Recently, as part of Starbuck’s efforts to start “renewing Starbucks as a place where all people feel welcome,” the chain closed down 8,000 stores “for a conversation and learning session on racial bias” with 175,000 of is employees.  A  new “Third Place Policy” promotes becoming “Color Brave,” as  an  alternative to color-blind, wherein a person’s racial identity is not ignored, but rather seen and respected for what it is.  “We want to uplift others, we exist to inspire and nurture the human spirit – one person, one cup, and one neighborhood at a time” was the stated mission in Starbuck guidebook.

I affirm Starbucks desire to make customers feel “seen,” “respected,” and “uplifted.” But promoting a “Third Place Policy” which would allow anyone to hang out or use the restrooms, regardless of whether they purchase anything seems to me to be rather utopian in its vision.  On what basis does Starbucks hope to build an emphasis on being “color brave?”

How do we define a person?  “The person is a theological category” maintains James Houston.  “The ontology for the person has the awareness of being in the presence of the other.”  This takes us back to the garden where a loving, creator God created  man in his image.  “Then God said, ‘Let us make man in our image, in our likeness.

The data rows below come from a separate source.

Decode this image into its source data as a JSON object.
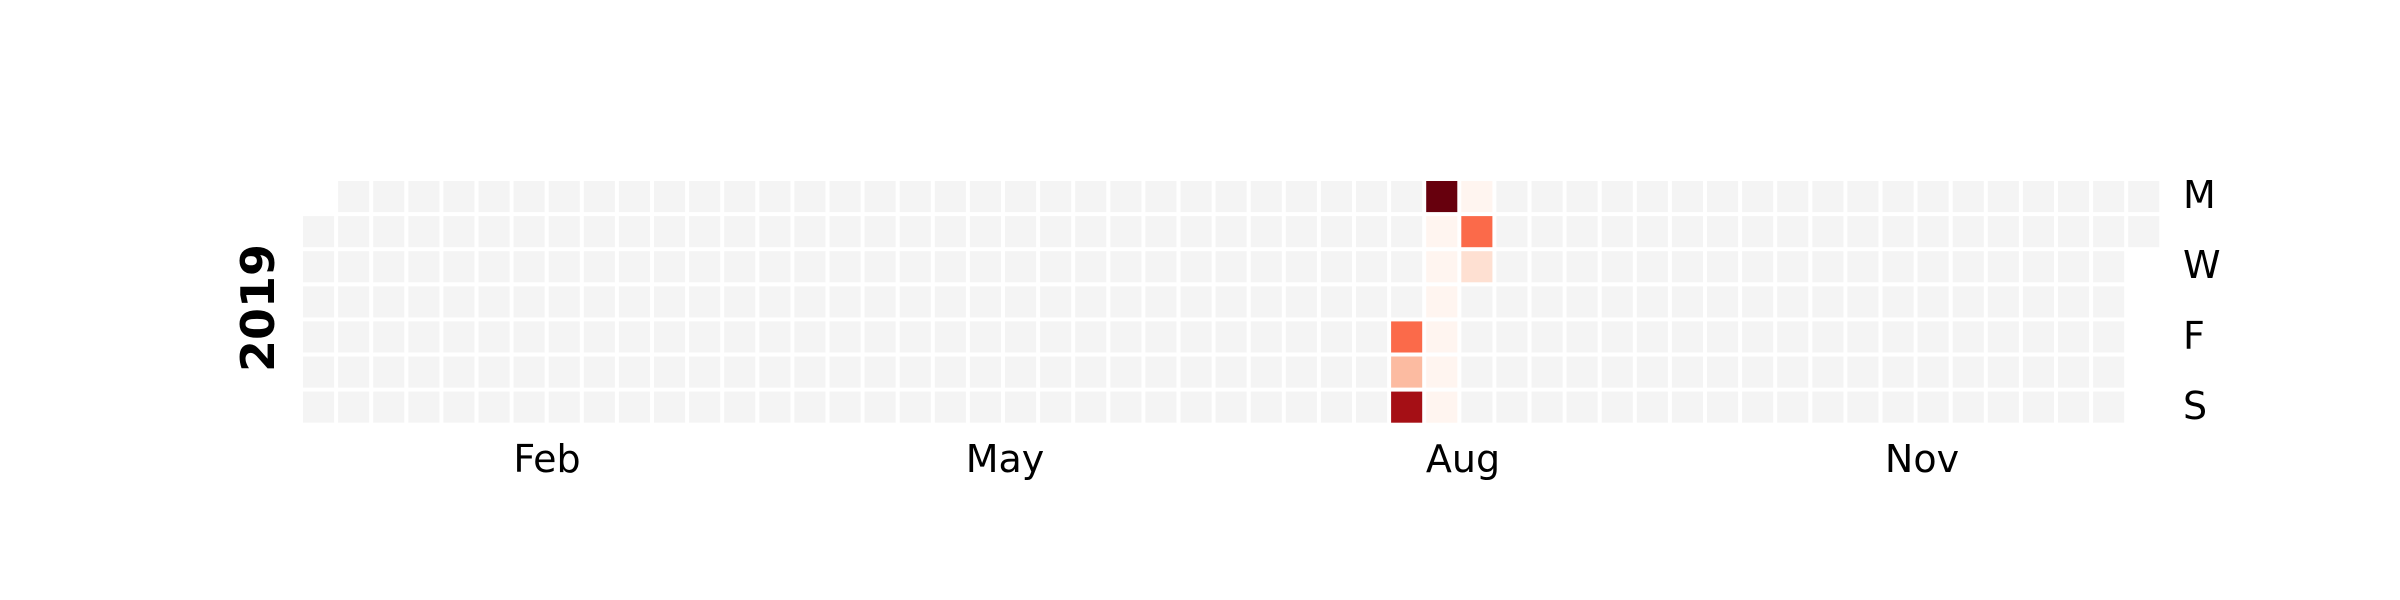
{
  "chart_data": {
    "type": "heatmap",
    "subtype": "calendar",
    "year_label": "2019",
    "month_labels": [
      "Feb",
      "May",
      "Aug",
      "Nov"
    ],
    "weekday_labels": [
      "M",
      "W",
      "F",
      "S"
    ],
    "colormap": "Reds",
    "colors": {
      "empty": "#f4f4f4",
      "background": "#ffffff",
      "scale": [
        "#fff5f0",
        "#fee0d2",
        "#fcbba1",
        "#fc9272",
        "#fb6a4a",
        "#ef3b2c",
        "#cb181d",
        "#a50f15",
        "#67000d"
      ]
    },
    "value_range": [
      0,
      1
    ],
    "start_date": "2019-01-01",
    "end_date": "2019-12-31",
    "default_value": null,
    "values": [
      {
        "date": "2019-08-09",
        "value": 0.45
      },
      {
        "date": "2019-08-10",
        "value": 0.3
      },
      {
        "date": "2019-08-11",
        "value": 0.82
      },
      {
        "date": "2019-08-12",
        "value": 1.0
      },
      {
        "date": "2019-08-13",
        "value": 0.02
      },
      {
        "date": "2019-08-14",
        "value": 0.02
      },
      {
        "date": "2019-08-15",
        "value": 0.02
      },
      {
        "date": "2019-08-16",
        "value": 0.02
      },
      {
        "date": "2019-08-17",
        "value": 0.02
      },
      {
        "date": "2019-08-18",
        "value": 0.02
      },
      {
        "date": "2019-08-19",
        "value": 0.02
      },
      {
        "date": "2019-08-20",
        "value": 0.45
      },
      {
        "date": "2019-08-21",
        "value": 0.12
      }
    ]
  }
}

The Christian faith celebrates each person as created uniquely yet different by a personal  God who live in perfect. loving relationship as Father, Son and Holy Spirit. We are not simply isolated individual. We are never more a person and more real then when we live in relationship with the  three-in-one God.  The dilemma that Starbucks rightly wants to address is the tragedy of “dis-relationship.”  We live separated from ourselves, others and God.   A biblical view of reality affirms that only the triune God of grace can provide a metaphysics  for relationality of persons.

I rejoice with the Psalmist, “Thank you for making me so wonderfully complex!  Your workmanship is marvelous – how well I know it” (Ps 139:17).  But I also must  affirm the Psalmist when he acknowledges, “For I was born a sinner – yes, from the moment my mother conceived me” (Ps 51:5).  It is my sin that cause me to be a “self-referencing” man, turned in on myself, threatened by the presence of “the other.”  But God has come to my rescue. “But if anyone does sin, we have a Priest-Friend in the presence of the Father: Jesus Christ, righteous Jesus.  When he served as a sacrifice for our sins, he solved the sin problem for good – not only ours, but the whole world’s” ( I John 2:2 –  Message).

The Spirit of Christ will give me courage to be “color brave.”  Being secure in my identity in Christ, helps me to accept the uniqueness of the other.  Experiencing the love of God motivates me  to be “color brave.”  I will fail in my attempts, but I know I can improve with the help of God’s spirit.  I desire to not ignore differences but see and respect the other. But I will watch that this does not become another of my spiritual improvement projects, in which I can congratulate myself on being “color brave.”  Rather I cry out to God for mercy to lovingly embrace others.

As soulful men we should welcome the Starbucks challenge to be color brave, “wherein a person’s racial identity is not ignored, but rather seen and respected for what it is..”  We will be simply following Jesus’ command. “Love one another.  As I have loved you, so you must love one another.  By this men will know that you are my disciples, if you love another” ( John 13:34-35).